Overview of Sysrev's Auto-labeler

Sysrev has a built-in generative AI Auto-label feature. Users can choose from either OpenAI's GPT-4o model or Gemini's 2.5 Flash model when running the Auto-labeler. The Auto-labeler can be used to automate the labeling process. Sysrev generates an Auto-label report that allows users to compare auto-labeling results to human labeling, such that labels can be improved, assessed and optimized to maximize accuracy and provide a transparent assessment process.

There are a few important things to know about the Auto-label feature:

Restricted to Premium and Enterprise Accounts: The Auto-labeler is only available to users with verified payment methods.
It costs money to run the Auto-labeler: Running the Auto-labeler requires funds in your Sysrev project. More about payments and pricing can be found on the Auto-labeler Pricing and Payments help page.
The cost of running the Auto-labeler varies based on how many records you are labeling, the number of labels that are activated for auto-labeling and the amount of content that is being 'read' by the Auto-labeler (e.g., citation only vs full PDF), as well as the choice of model.
Only owners can run the Auto-labeler for premium accounts: If your user status for a project is set at 'member', you will not be able to use the Auto-labeler. Admins can run the auto-labeler in Enterprise accounts, but not Premium accounts.
The Auto-labeler does not operate across labels (with the exception of child labels within group labels): In other words, each label is independent from other labels. The Auto-labeler will not be able to 'read' answers from other labels. However, for group labels, the Auto-labeler considers all child labels (i.e., column variables) within the group label at the same time for a given row.
Be careful when editing your prompts if they've already run on large numbers of records: If you change an Auto-label—such as fixing a typo in the prompt, adding a category, or adjusting settings like “Require answer”—it will rerun on all previously labeled articles the next time you run it on the full (unfiltered) project. If you add new articles and do not change a previously run Auto-label, it will run only on the new articles to avoid unnecessary costs. To prevent reprocessing all records, run the Auto-labeler on a filtered set or avoid making any changes later in a project.
Prompts (i.e. descriptions) are limited to 4000 characters in length.
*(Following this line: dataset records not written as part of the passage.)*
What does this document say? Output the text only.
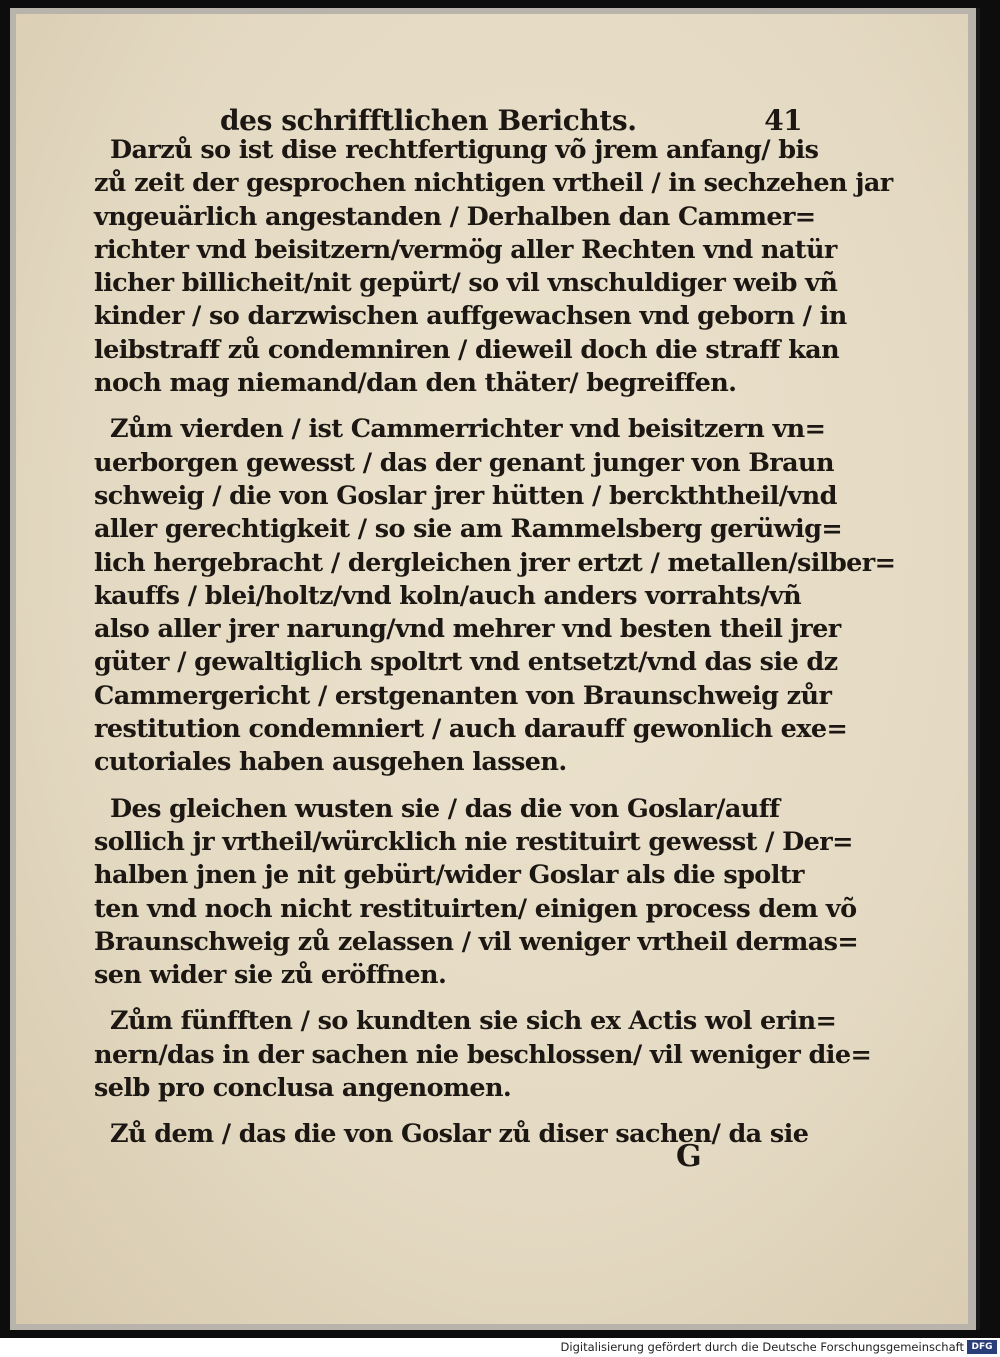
des schrifftlichen Berichts.	41
Darzů so ist dise rechtfertigung võ jrem anfang/ bis
zů zeit der gesprochen nichtigen vrtheil / in sechzehen jar
vngeuärlich angestanden / Derhalben dan Cammer=
richter vnd beisitzern/vermög aller Rechten vnd natür
licher billicheit/nit gepürt/ so vil vnschuldiger weib vñ
kinder / so darzwischen auffgewachsen vnd geborn / in
leibstraff zů condemniren / dieweil doch die straff kan
noch mag niemand/dan den thäter/ begreiffen.
Zům vierden / ist Cammerrichter vnd beisitzern vn=
uerborgen gewesst / das der genant junger von Braun
schweig / die von Goslar jrer hütten / berckththeil/vnd
aller gerechtigkeit / so sie am Rammelsberg gerüwig=
lich hergebracht / dergleichen jrer ertzt / metallen/silber=
kauffs / blei/holtz/vnd koln/auch anders vorrahts/vñ
also aller jrer narung/vnd mehrer vnd besten theil jrer
güter / gewaltiglich spoltrt vnd entsetzt/vnd das sie dz
Cammergericht / erstgenanten von Braunschweig zůr
restitution condemniert / auch darauff gewonlich exe=
cutoriales haben ausgehen lassen.
Des gleichen wusten sie / das die von Goslar/auff
sollich jr vrtheil/würcklich nie restituirt gewesst / Der=
halben jnen je nit gebürt/wider Goslar als die spoltr
ten vnd noch nicht restituirten/ einigen process dem võ
Braunschweig zů zelassen / vil weniger vrtheil dermas=
sen wider sie zů eröffnen.
Zům fünfften / so kundten sie sich ex Actis wol erin=
nern/das in der sachen nie beschlossen/ vil weniger die=
selb pro conclusa angenomen.
Zů dem / das die von Goslar zů diser sachen/ da sie
G
Digitalisierung gefördert durch die Deutsche Forschungsgemeinschaft DFG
There are some useful settings that you can apply to control how the Auto-labeler runs, including:

You can choose which Auto-labels to activate: Each label you create has settings to indicate whether the label should be included or ignored in the the auto-labeling process. Note that the default is to include the label in the auto-labeling process.
You can choose what information the Auto-label should 'read': You can choose, at the label level, whether the Auto-labeler should consider citation information (e.g., title and abstract) only or should also 'read' attached content like PDFs.
You can have the Auto-label pre-populate label answers or not: You can set whether or not the Auto-label prefills label answers. In this way, you can use the Auto-labeler to speed up human screening (rather than replace it), where human screeners verify or correct auto-label answers rather than starting from scratch.
You can choose to Auto-label only a subset of records: You can set an article filter and/or limit the Auto-labeler to a certain number of records to control how many records are labeled in a given run of the Auto-labeler.
You can choose which large language model to use for each label: Choose between Gemini 2.5 Flash or OpenAI's GPT-4o. Costs vary.
You can allow the Auto-label to skip articles when no category options are appropriate or it can't locate an answer: By turning off 'Require answer' for a categorical or string Auto-label, you allow the Auto-label to skip articles if no category options are a good match or it can't find an answer to a string label question. If 'Require answer' is on, it will be forced to choose an answer from the available options you give it. Consider providing a 'null' or 'not applicable' option in your categories if you want to require answers to a label.